When we awoke, everyone was groggy and grumpy, though no one really had anything to say. Most people got up and stepped off the train where the air wasn’t so stuffy. In fact, there was a gentle coolness outside. Though we couldn’t see anything except by the few matches and cigarette glows, it was really refreshing. Holding up my lighter to the walls, I could see that this train tunnel wasn’t much of a tunnel. Instead of being something expertly built, it was literally just a hole carved through a mountain just big enough to get a train through with some tracks laid down. No smooth walls or ground to be found whatsoever. How anyone ever considered this tunnel finished was beyond me, but it’s been used for well over a hundred and fifty years, so who am I to judge. Still, one would think it would’ve at least been modernized for safety reasons.

As the day went on, or at least I think it was day, I slowly made my way towards the front of the train. The people in forward cars seems strangely relaxed to their situation. Trying to make the best of it I suppose. Better than terror and panic, that’s for sure. The front three cars of the train are for authorized personnel only, so I was pleasantly surprised when the first door to the restricted part of the train was unlocked.

 There were twenty-eight narrow beds built into the walls in this car which meant that this was the crew’s sleeping quarters during those really long journeys. The beds didn’t have any blankets or pillows or anything. They just had backpacks and personal belongings which leads me to believe that this car hasn’t been used for sleeping in quite a long time. Instead, it was just being used as a place for the crew to stow their stuff. I rummaged through a few of the backpacks. Found some snacks, a couple of flashlights, first aid kit, and some random junk. The flashlights would be handy as it meant I wouldn’t have to use my lighter to see all the time.

 The next car was clearly a break area. There was a small refrigeration unit, a table with some cards, some lockers, etc. Not much else. The next door led to the engine of the train, but it was locked. I cursed under my breath and went back to the sleeping quarters and began rummaging through everything for a key, but couldn’t find anything. Cursing again, I made my way back to the passenger car. A young girl was waiting outside by the door.
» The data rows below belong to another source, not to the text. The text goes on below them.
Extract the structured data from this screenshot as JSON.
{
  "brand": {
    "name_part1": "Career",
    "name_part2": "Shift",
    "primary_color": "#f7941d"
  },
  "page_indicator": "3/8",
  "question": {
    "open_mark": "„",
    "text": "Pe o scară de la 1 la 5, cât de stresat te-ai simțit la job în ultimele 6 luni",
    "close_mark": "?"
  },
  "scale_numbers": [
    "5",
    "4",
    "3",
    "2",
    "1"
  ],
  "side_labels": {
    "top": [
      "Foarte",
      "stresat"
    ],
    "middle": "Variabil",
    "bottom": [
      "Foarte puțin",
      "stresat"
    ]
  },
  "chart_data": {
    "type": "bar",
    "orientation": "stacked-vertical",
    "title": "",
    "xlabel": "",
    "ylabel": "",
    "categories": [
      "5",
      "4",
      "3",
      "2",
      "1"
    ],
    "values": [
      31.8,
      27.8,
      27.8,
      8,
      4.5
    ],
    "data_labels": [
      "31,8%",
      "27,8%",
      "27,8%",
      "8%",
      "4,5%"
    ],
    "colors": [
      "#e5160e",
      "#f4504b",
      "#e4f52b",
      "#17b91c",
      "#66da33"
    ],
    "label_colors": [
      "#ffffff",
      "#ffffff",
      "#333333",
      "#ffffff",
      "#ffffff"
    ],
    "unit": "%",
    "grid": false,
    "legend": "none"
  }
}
She smiled at me as she chewed a piece of gum. Asked me if I had found anything. I handed her a candy bar and showed her a few flashlights. She had a sly way of telling through my disappointment that I wasn’t finished looking, but couldn’t get any further. I’m not really sure what it was, though she knew there was something else upfront that I couldn’t get to but wanted to. So she asked what’s stopping me. When I told her a locked door, she pulled a couple of bobby pins from behind her ears. They weren’t holding her hair in place which lead me to believe she had skills that were less than reputable. Still, I was glad she had them.

After going back in, she began to work at picking the lock of the door to the engine right away. She asked me not to point the flashlight at it as it would only distract her. Upon inquiring where she learned to do this sort of thing, she just smiled at me and winked without ever slowing down. I asked her for her name. She told me Nina and that was it. And almost immediately, the door opened.
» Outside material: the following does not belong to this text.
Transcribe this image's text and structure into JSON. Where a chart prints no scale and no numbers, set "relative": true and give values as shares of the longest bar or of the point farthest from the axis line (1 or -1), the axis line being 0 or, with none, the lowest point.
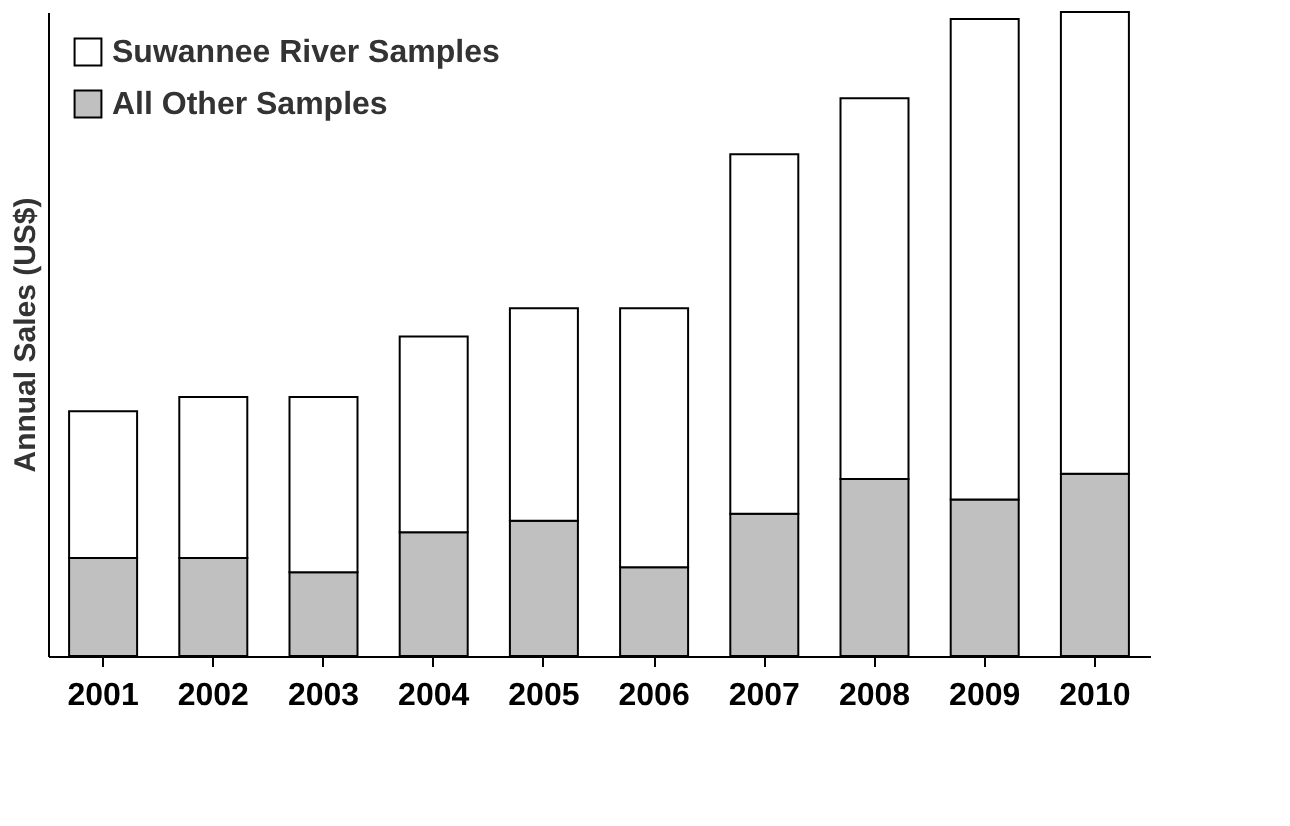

We stepped inside and pointed the flashlight to see a body slouched awkwardly over the controls. It was the engineer. He was dead. It looked like the side of his head had been slammed into the side of the wall with enough force to kill him. Inspecting the trauma, his head was actually quite soft at the point of impact and I could feel little pieces of bone sliding around underneath his skin. Strangely, there was no blood, broken flesh or bruising. It was as though the bone on one side of his skull just suddenly shattered inside of his head and killed him. I honestly don’t know what could kill a man in such a way and quite frankly, I don’t know if I want to find out.

As I returned to the front with Nina, I decided to keep quiet about what I saw. No telling how the others would react to such news. The Postman will be taking my letter to you. I feel it my duty to attempt to maintain the safety of the other passengers here despite what little good it’ll probably end up doing. Should you receive this, send help.